As of mid-day, Microsoft said some Azure systems were recovering, though both airlines continued to display banners warning of limited functionality. Alaska’s shares fell nearly two percent in early trading.
The bigger picture.
For travelers, this is not just another outage. It is part of a pattern showing how modern airline operations depend on unseen technology partners that can suddenly fail. It also reinforces how closely linked Alaska and Hawaiian now are, both in brand and infrastructure.
For Hawaii, the timing is especially sensitive. The islands’ visitor traffic relies heavily on digital systems that enable check-in, baggage handling, and scheduling across the Pacific. When those systems break, the effect reaches far beyond Seattle or Portland—it reaches Maui, Honolulu, Kona, and Lihue.
Have you tried to check in or fly today on Alaska or Hawaiian? What was your experience?
Get Breaking Hawaii Travel News








I for one don’t believe in government over reach. That said, I think the FAA should mandate that all airlines that are dependent on MS Azure, AWS or any online data service have an automated back up system that kicks in upon the primary system failure.
I would love to hear how a “locally controlled” Hawaiian would have dealt with a cloud services outage better, since it’s alluded to in this blog post but never actually explained.
Yep, got stuck with that nightmare trying to check in online in Kauai Tuesday. Finally went to the airport early in the day to avoid any last minute crush.

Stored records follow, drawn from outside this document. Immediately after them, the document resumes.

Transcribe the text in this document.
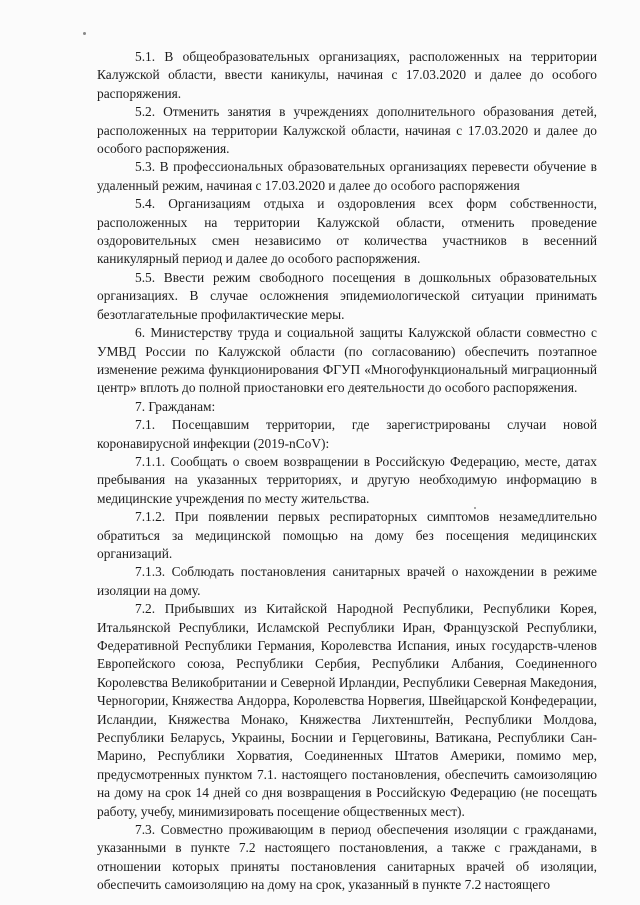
5.1. В общеобразовательных организациях, расположенных на территории Калужской области, ввести каникулы, начиная с 17.03.2020 и далее до особого распоряжения.

5.2. Отменить занятия в учреждениях дополнительного образования детей, расположенных на территории Калужской области, начиная с 17.03.2020 и далее до особого распоряжения.

5.3. В профессиональных образовательных организациях перевести обучение в удаленный режим, начиная с 17.03.2020 и далее до особого распоряжения

5.4. Организациям отдыха и оздоровления всех форм собственности, расположенных на территории Калужской области, отменить проведение оздоровительных смен независимо от количества участников в весенний каникулярный период и далее до особого распоряжения.

5.5. Ввести режим свободного посещения в дошкольных образовательных организациях. В случае осложнения эпидемиологической ситуации принимать безотлагательные профилактические меры.

6. Министерству труда и социальной защиты Калужской области совместно с УМВД России по Калужской области (по согласованию) обеспечить поэтапное изменение режима функционирования ФГУП «Многофункциональный миграционный центр» вплоть до полной приостановки его деятельности до особого распоряжения.

7. Гражданам:

7.1. Посещавшим территории, где зарегистрированы случаи новой коронавирусной инфекции (2019-nCoV):

7.1.1. Сообщать о своем возвращении в Российскую Федерацию, месте, датах пребывания на указанных территориях, и другую необходимую информацию в медицинские учреждения по месту жительства.

7.1.2. При появлении первых респираторных симптомов незамедлительно обратиться за медицинской помощью на дому без посещения медицинских организаций.

7.1.3. Соблюдать постановления санитарных врачей о нахождении в режиме изоляции на дому.

7.2. Прибывших из Китайской Народной Республики, Республики Корея, Итальянской Республики, Исламской Республики Иран, Французской Республики, Федеративной Республики Германия, Королевства Испания, иных государств-членов Европейского союза, Республики Сербия, Республики Албания, Соединенного Королевства Великобритании и Северной Ирландии, Республики Северная Македония, Черногории, Княжества Андорра, Королевства Норвегия, Швейцарской Конфедерации, Исландии, Княжества Монако, Княжества Лихтенштейн, Республики Молдова, Республики Беларусь, Украины, Боснии и Герцеговины, Ватикана, Республики Сан-Марино, Республики Хорватия, Соединенных Штатов Америки, помимо мер, предусмотренных пунктом 7.1. настоящего постановления, обеспечить самоизоляцию на дому на срок 14 дней со дня возвращения в Российскую Федерацию (не посещать работу, учебу, минимизировать посещение общественных мест).

7.3. Совместно проживающим в период обеспечения изоляции с гражданами, указанными в пункте 7.2 настоящего постановления, а также с гражданами, в отношении которых приняты постановления санитарных врачей об изоляции, обеспечить самоизоляцию на дому на срок, указанный в пункте 7.2 настоящего
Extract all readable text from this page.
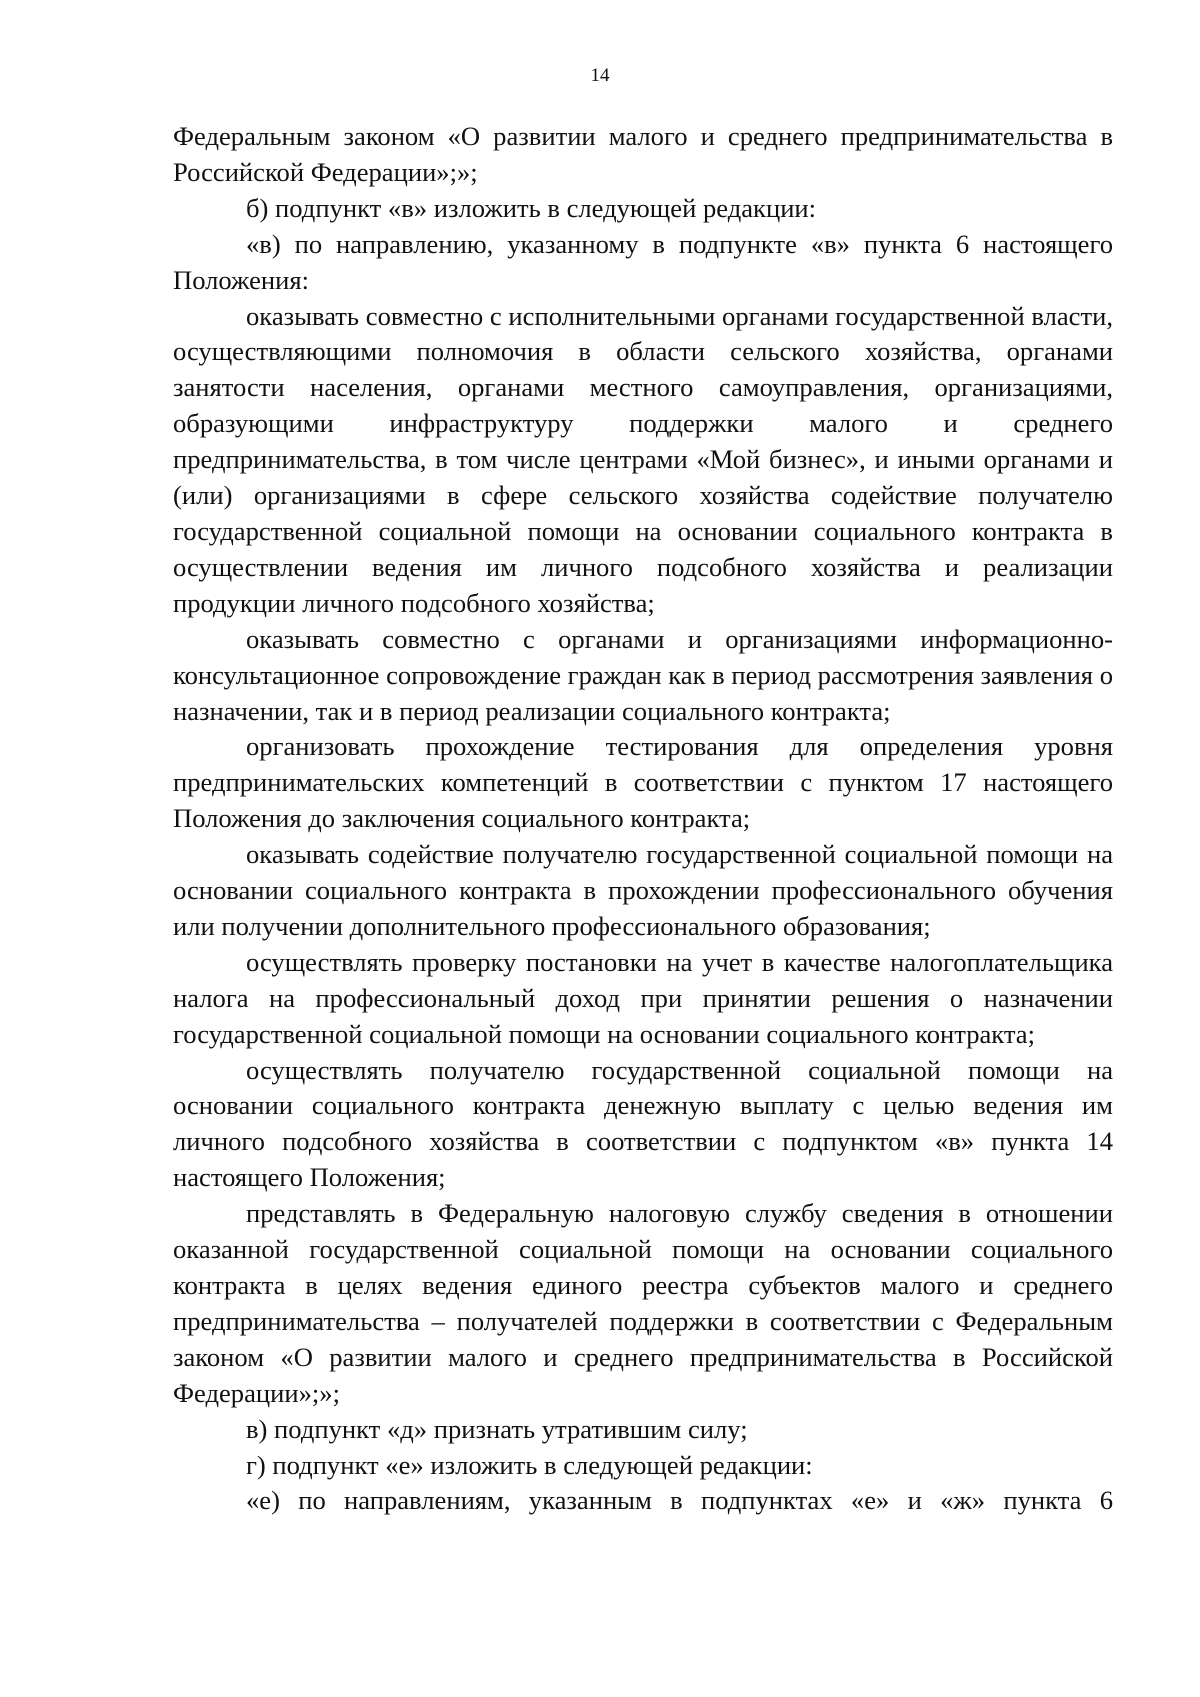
14

Федеральным законом «О развитии малого и среднего предпринимательства в Российской Федерации»;»;

б) подпункт «в» изложить в следующей редакции:

«в) по направлению, указанному в подпункте «в» пункта 6 настоящего Положения:

оказывать совместно с исполнительными органами государственной власти, осуществляющими полномочия в области сельского хозяйства, органами занятости населения, органами местного самоуправления, организациями, образующими инфраструктуру поддержки малого и среднего предпринимательства, в том числе центрами «Мой бизнес», и иными органами и (или) организациями в сфере сельского хозяйства содействие получателю государственной социальной помощи на основании социального контракта в осуществлении ведения им личного подсобного хозяйства и реализации продукции личного подсобного хозяйства;

оказывать совместно с органами и организациями информационно-консультационное сопровождение граждан как в период рассмотрения заявления о назначении, так и в период реализации социального контракта;

организовать прохождение тестирования для определения уровня предпринимательских компетенций в соответствии с пунктом 17 настоящего Положения до заключения социального контракта;

оказывать содействие получателю государственной социальной помощи на основании социального контракта в прохождении профессионального обучения или получении дополнительного профессионального образования;

осуществлять проверку постановки на учет в качестве налогоплательщика налога на профессиональный доход при принятии решения о назначении государственной социальной помощи на основании социального контракта;

осуществлять получателю государственной социальной помощи на основании социального контракта денежную выплату с целью ведения им личного подсобного хозяйства в соответствии с подпунктом «в» пункта 14 настоящего Положения;

представлять в Федеральную налоговую службу сведения в отношении оказанной государственной социальной помощи на основании социального контракта в целях ведения единого реестра субъектов малого и среднего предпринимательства – получателей поддержки в соответствии с Федеральным законом «О развитии малого и среднего предпринимательства в Российской Федерации»;»;

в) подпункт «д» признать утратившим силу;

г) подпункт «е» изложить в следующей редакции:

«е) по направлениям, указанным в подпунктах «е» и «ж» пункта 6
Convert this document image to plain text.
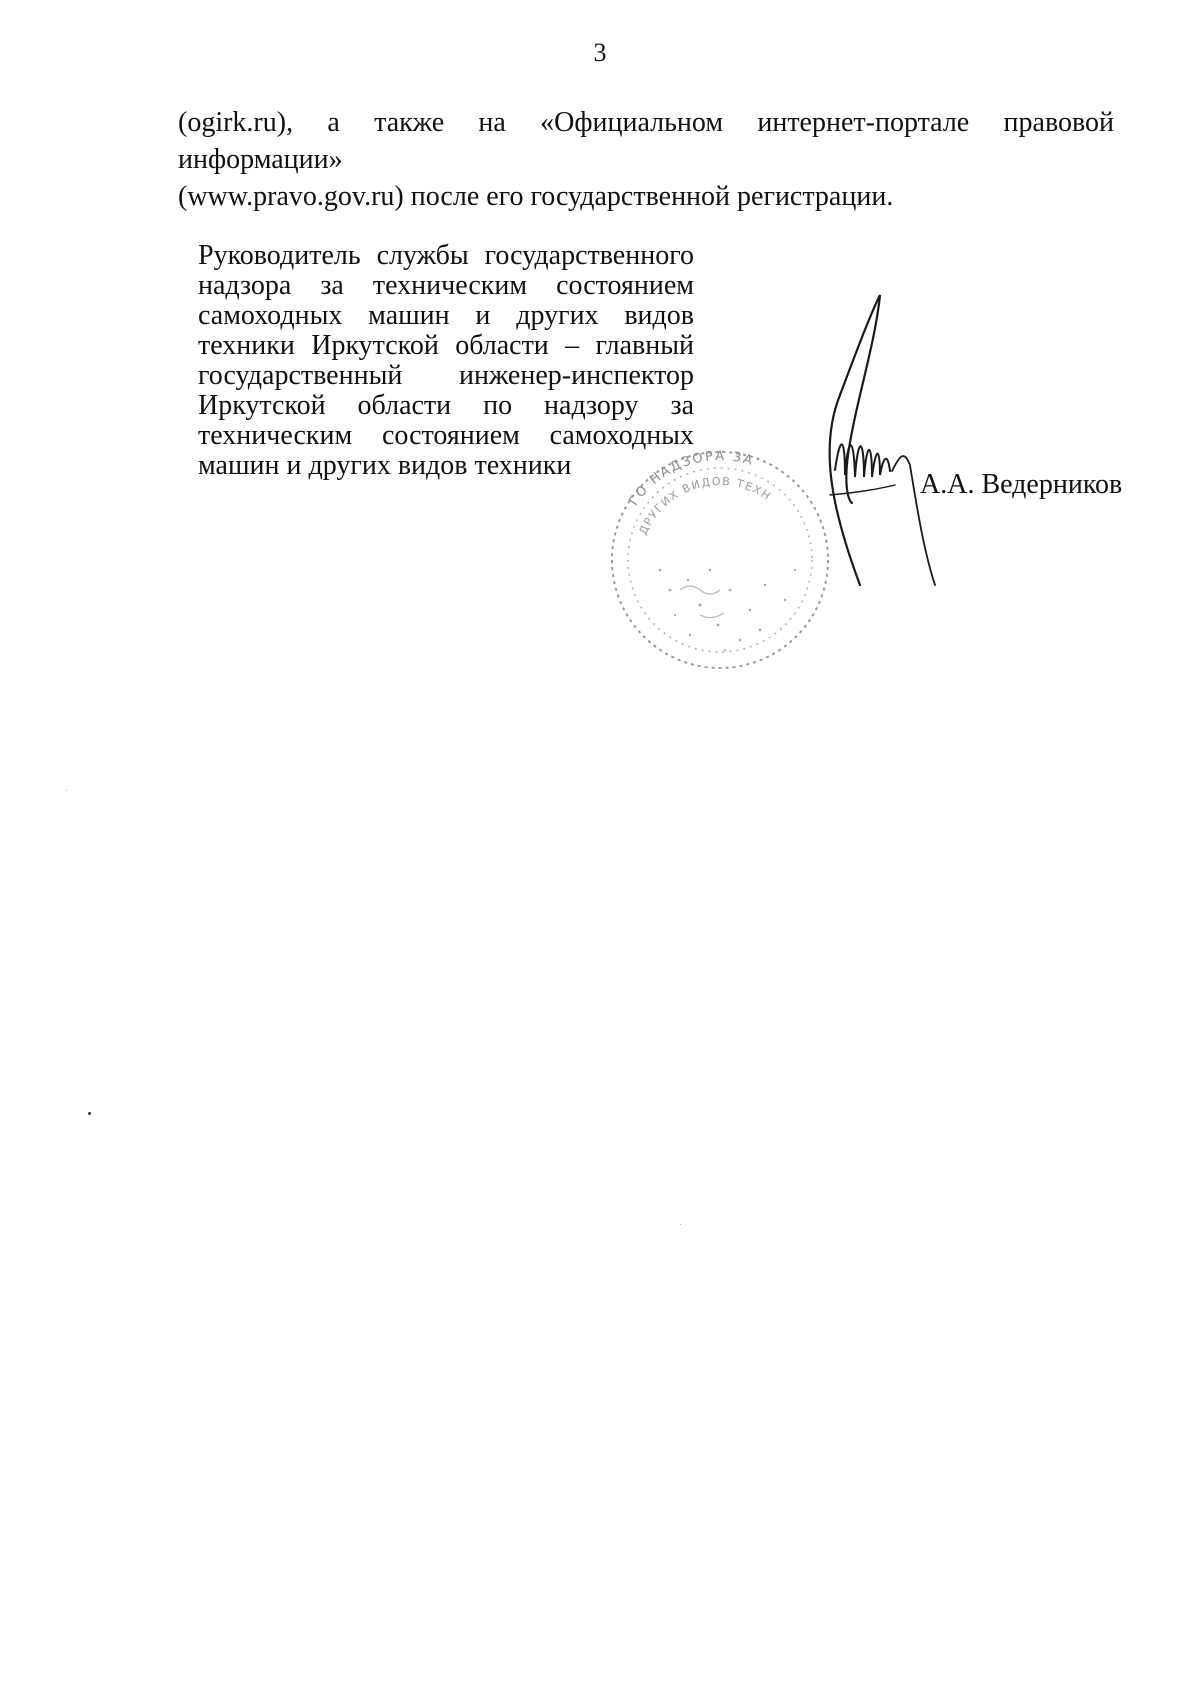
3
(ogirk.ru), а также на «Официальном интернет-портале правовой информации»
(www.pravo.gov.ru) после его государственной регистрации.
Руководитель службы государственного
надзора за техническим состоянием
самоходных машин и других видов
техники Иркутской области – главный
государственный инженер-инспектор
Иркутской области по надзору за
техническим состоянием самоходных
машин и других видов техники
ГО НАДЗОРА ЗА
ДРУГИХ ВИДОВ ТЕХН	А.А. Ведерников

Kiosks not working, but fortunately the counters weren’t busy. We were sadly on Hawaiian Airlines last flight from HNL to LAX upon landing the merge was complete.
Regarding Alaska, Hawaii app and Internet failures with Azure: I understand yesterday was the big mess. However, today, Wednesday the 29th. I can’t get onto the website or sign in onthe app. The website will let you on if you want to book a flight, but you can’t sign in. You can’t check your trips. You can’t check in… Big problem! Really holding the faith that they will work this out but meanwhile… Yeah, it’s messy
What happened to being able to see what seats are available on your Hawaiian flight. It seems you can only see them after you pay for the flight.
Thank Alaska Airlines for that. Been going on for a while.
No, you don’t have to pay for the flight first. Once you select your flights, the next set of screens will offer seat selection and after that it takes you to the final payment page.
Yes but we would like to see what seats are available prior to even making the reservation. Other airlines have this capability on their website. Why not Alaska?